HC Deb 01 February 1982 vol 17 cc64-5W
Mr. John

asked the Secretary of State for Social Services what would be the extra net cost to public expenditure of uprating the retirement pension twice yearly in May and November, assuming a steady inflation rate of 10 per cent. per year.

Mr. Rossi

In general terms at a steady rate of inflation six monthly upratings are 25 per cent. more costly each year than a single annual uprating. The net extra benefit cost of uprating retirement pension, but not other benefits, by 5 per cent. in May and November, over the cost of a single 10 per cent. increase in November, would be about £250 million, after taking account of savings in supplementary pension.

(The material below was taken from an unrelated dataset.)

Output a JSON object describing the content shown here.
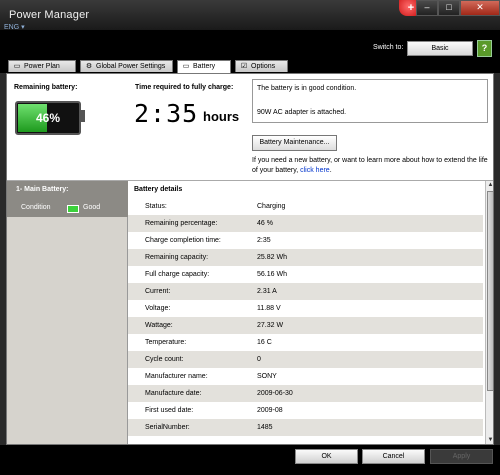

The administrative costs of two upratings each year could be more than twice the cost of one uprating because of the shorter time available for implementation.

Mr. John

asked the Secretary of State for Social Services what would be the current value of the retirement pension if it had been fully uprated in 1978, 1979, 1980 and 1981 in line with the increase in prices or average earnings, whichever was the higher; and what would be the extra net cost to public expenditure of raising the retirement pension to this level.

Mr. Rossi

On the assumption that each year's forecast of earnings and price increases precisely matched the outturn, the hypothetical levels of basic pension which would now arise from the stated basis of uprating would be £31.45 weekly for a single pensioner and £50.25 for a married couple. If basic retirement pensions had been increased to this level at November 1981, with other benefit rates remaining unchanged, this would have resulted in net additional benefit expenditure of over £600 million in a full year, taking account of consequential savings in supplementary pension.